Friday, November 06, 2020

Hollow words

There are many pivotal moments in Kenya's road to corruption. The debasement of the public service did not begin the other day. We have taken many steps to get to the point we are, and along the way, we have revealed our true selves, whether we serve in Government, ply our trade in the private sector, or scold the firmaments of both as vocal members of the Third Sector. I like to think that corruption, both inside and outside Government, became acceptable when the president allocated to himself his first acre of land in the style of the kings of England and the Popes of the Holy Roman Catholic Church.

A few years ago, there was an apocryphal story of blue chip company's dealings in land in Ruaraka. There was no Government interest in the transactions - save for the taxes due. Yet there were rumours - as Kenyan rumours are won't - about "procurement irregularities" in the transaction that have simply refused to die down. The deal was eventually shelved and the company, instead, invested in land near Athi River and quietly proceeded with its housing project. It is one of dozens of stories about the degree of graft plaguing private-sector companies. These are stories we tend to ignore or pretend they didn't happen. All these stories can trace their roots to the betrayals visited upon Kenyans by their elected representatives, ministers of faith, corporate titans and leading university dons.

So it is a bit rich for the self-righteous among us to tom-tom their ethical and moral superiority, lay the blame for our Augean stables at the feet of the masses and their - and only their - elected representatives, and absolve the rest of the private sector from all responsibility. It is a simple argument: I am pure; the people I deal with are pure; therefore people like us couldn't possibly be corrupt; consequently it's your fault, Wanjiku, for electing thieves and robbers. As we discovered when senior members of the government procured a multi-billion shilling security system from a leading private-sector company, corruption requires two to tango, and members of the professional classes - lawyers, accountants and the like - to draw up the necessary papers and ratify the necessary agreements.

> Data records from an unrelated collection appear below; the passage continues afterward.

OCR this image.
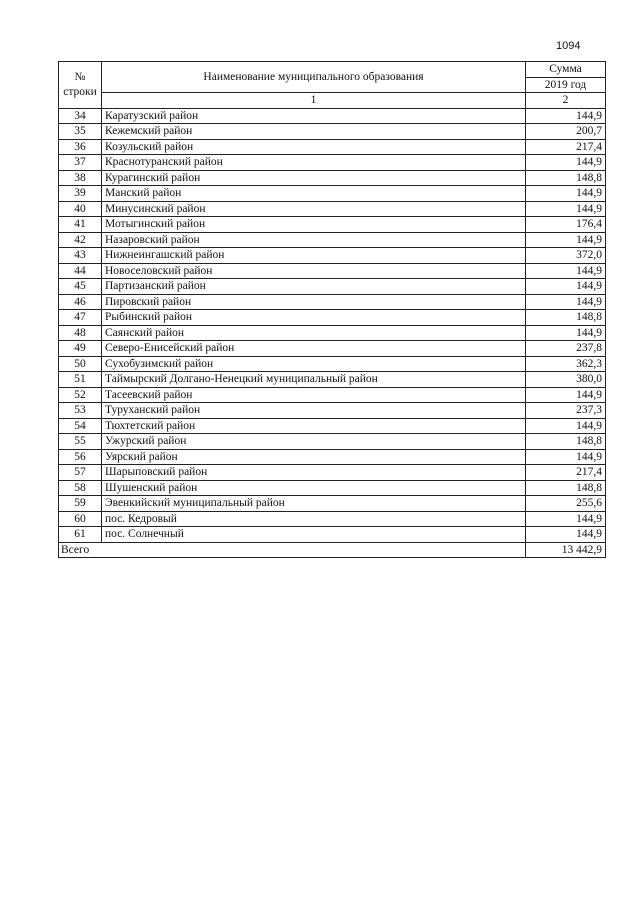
1094
№
строки	Наименование муниципального образования	Сумма
		2019 год
	1	2
34	Каратузский район	144,9
35	Кежемский район	200,7
36	Козульский район	217,4
37	Краснотуранский район	144,9
38	Курагинский район	148,8
39	Манский район	144,9
40	Минусинский район	144,9
41	Мотыгинский район	176,4
42	Назаровский район	144,9
43	Нижнеингашский район	372,0
44	Новоселовский район	144,9
45	Партизанский район	144,9
46	Пировский район	144,9
47	Рыбинский район	148,8
48	Саянский район	144,9
49	Северо-Енисейский район	237,8
50	Сухобузимский район	362,3
51	Таймырский Долгано-Ненецкий муниципальный район	380,0
52	Тасеевский район	144,9
53	Туруханский район	237,3
54	Тюхтетский район	144,9
55	Ужурский район	148,8
56	Уярский район	144,9
57	Шарыповский район	217,4
58	Шушенский район	148,8
59	Эвенкийский муниципальный район	255,6
60	пос. Кедровый	144,9
61	пос. Солнечный	144,9
Всего		13 442,9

This morning there was a hilarious story about how bar-flies and bar owners were getting around the Covid curfew in Murang'a - an old but effective dodge. They'd simply lock themselves in the bar, turn down the lights, keep the noise down, and carry on: the bar owner turns a profit, the bar-fly can drink to his heart's content, and, presumably, Government is none the wiser. But in such a heavily police society like ours, only the naive believe that the forces of law and order are oblivious of the goings on in the dozens or Murang'a bars across the country that have actively conspired to convert themselves into Covid super-spreaders. If the police know, then their superiors know. If their superiors know, then their appointing authorities know. Everyone knows; everyone pretends not to know. And the self-righteous continue to live in their bubble.

The solution is straightforward. Because Wanjiku takes her cue from her community's leaders, from the president on down, then if we are to clean our Augean stables, enforcement must begin with the man - or woman - at the top. But so long as we give the high and mighty a free pass, and stay silent as they demonstrate the pecuniary value of bad behaviour, we have no moral authority to declaim pompously that the people are to blame for the shit they suffer on the daily. The stick isn't simply for the "hawkers" who flood the CBD or the makanga loudly touting for passengers on a blind corner. The hypocrisy of the opposite position is the reason why things are getting worse and why the un-human idea that money imbues one with probity keeps gaining credence.

Two members of my profession, seniors both, love visiting European cities that are clean, well-managed and devoid of the raucous chaos of Nairobi's streets. In their estimation, caucasian Europeans are better at municipal management than Black Kenyans and it shows in how clean European cities are and how filthy Kenyan towns are. The fallacy is obvious. Graft in high places in European cities is more often punished than not. In Kenya, the opposite is true - it is petty offenders aping their "leaders" that bear the brunt of anti-corruption law-enforcment while the high and mighty spend goodly portions of their ill-gotten gains paying senior members of my profession to keep their hides out of the Industrial Area Remand and Allocation Prison. Many of us would be willing to accept the claim that as professional advocates, we accept all manner of briefs because that is what the administration of justice demands. But because the bulk of graft is accomplished by legal eagles being the handmaids of the thieves in high places, the claim rings hollow.